Landfills are also quickly reaching capacity. “By recycling food waste, it will take pressure off landfills and create useful byproducts like bio-fuel and compost,” Culpepper said. “Also, in a world where food shortages and hunger are a major problem in many countries, wasting food has become a moral issue.”

Others called for implementing a law to combat food waste, such as enforcing a fee on restaurant-goers who leave unfinished plates. “Monitoring large food-waste producers, like catering companies, hotels, markets, malls and airlines, is vital,” Ingram said. “There is also a need for national and regional guidance and awareness campaigns in all sectors, including residential, commercial and government, as well as pre-Ramadan.”

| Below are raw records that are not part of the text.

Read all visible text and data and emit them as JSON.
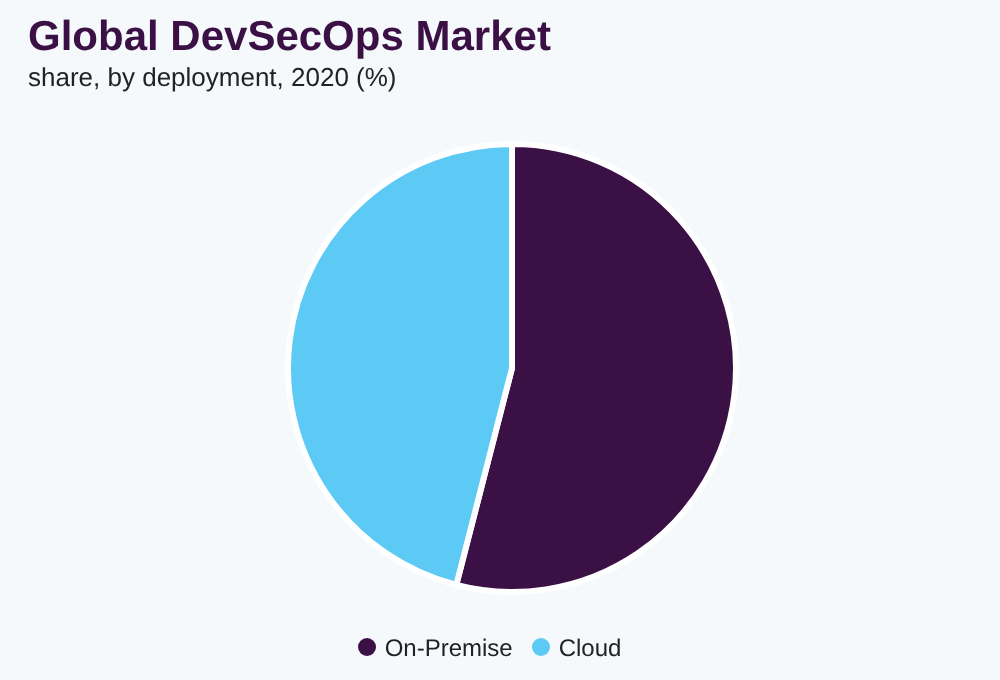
{
  "chart_data": {
    "type": "pie",
    "title": "Global DevSecOps Market",
    "subtitle": "share, by deployment, 2020 (%)",
    "categories": [
      "On-Premise",
      "Cloud"
    ],
    "values": [
      54,
      46
    ],
    "colors": [
      "#3a1045",
      "#5ccaf5"
    ],
    "legend": "bottom"
  }
}
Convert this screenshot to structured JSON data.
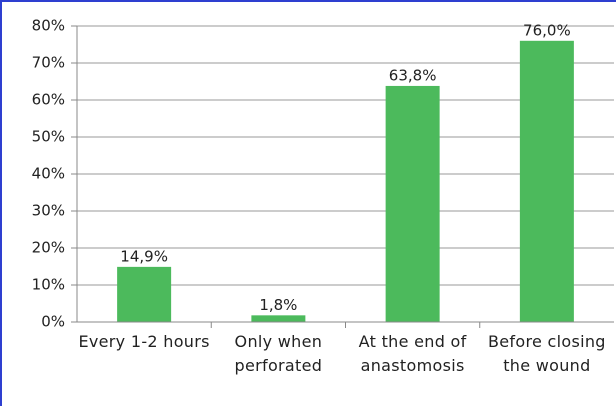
{
  "chart_data": {
    "type": "bar",
    "categories": [
      "Every 1-2 hours",
      "Only when perforated",
      "At the end of anastomosis",
      "Before closing the wound"
    ],
    "values": [
      14.9,
      1.8,
      63.8,
      76.0
    ],
    "value_labels": [
      "14,9%",
      "1,8%",
      "63,8%",
      "76,0%"
    ],
    "color": "#4cba5c",
    "ylim": [
      0,
      80
    ],
    "yticks": [
      {
        "value": 0,
        "label": "0%"
      },
      {
        "value": 10,
        "label": "10%"
      },
      {
        "value": 20,
        "label": "20%"
      },
      {
        "value": 30,
        "label": "30%"
      },
      {
        "value": 40,
        "label": "40%"
      },
      {
        "value": 50,
        "label": "50%"
      },
      {
        "value": 60,
        "label": "60%"
      },
      {
        "value": 70,
        "label": "70%"
      },
      {
        "value": 80,
        "label": "80%"
      }
    ],
    "grid": true
  }
}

He suggested measuring waste at the source and creating a feedback loop to the supply chain so that procurement is reduced. “What gets measured, gets managed,” Ingram added. “Developing community projects that tackle food waste at the source and educating the producers and public about the issue and how to be a part of the solution, can also help. Developing policies that help overcome future food security challenges requires further research, and development and future strategies need to be aligned with research and development to ensure resilience and sustainability.”

Many initiatives are starting to emerge across the region to tackle the issue. The UAE Food Bank collects food from hotels, restaurants, supermarkets and farms to distribute to people in need, such as laborers.

Terra Loop sees itself as the Middle East and Indian Ocean’s first food waste auditing consultancy, helping people to understand their food waste, from five-star hotels and resorts to shopping malls and restaurants. Its objective is to guide them to solutions that reduce their “FoodPrint,” taking responsibility and improving their bottom line.

In Saudi Arabia, the Eta’am Food Bank, launched in 2010, helps to feed the underprivileged by distributing excess food from hotels, banquets and weddings to the poor and needy. “Other corporates in the Eastern Province now also participate in the scheme,” Ingram added. “Eta’am also promotes food-related culture and provides hands-on experience in the safe preparation of food through the Food Academy Initiative.” 

Moreover, the Kingdom’s consultative Shoura Council is looking into a food waste law that could see individuals and organizations fined for excessive waste. It also proposed the establishment of a national center to offer guidance and awareness on food waste. 

“There is a growing awareness in local communities on the problem of excess food waste with several local initiatives having been started to recycle residential food waste,” Culpepper said. “These efforts are important but still too small to make a significant difference. The big generators of food waste are hotels, restaurants, schools, hospitals and government institutions, as opposed to residential, so it will require a government policy to force commercial food-waste producers to recycle.”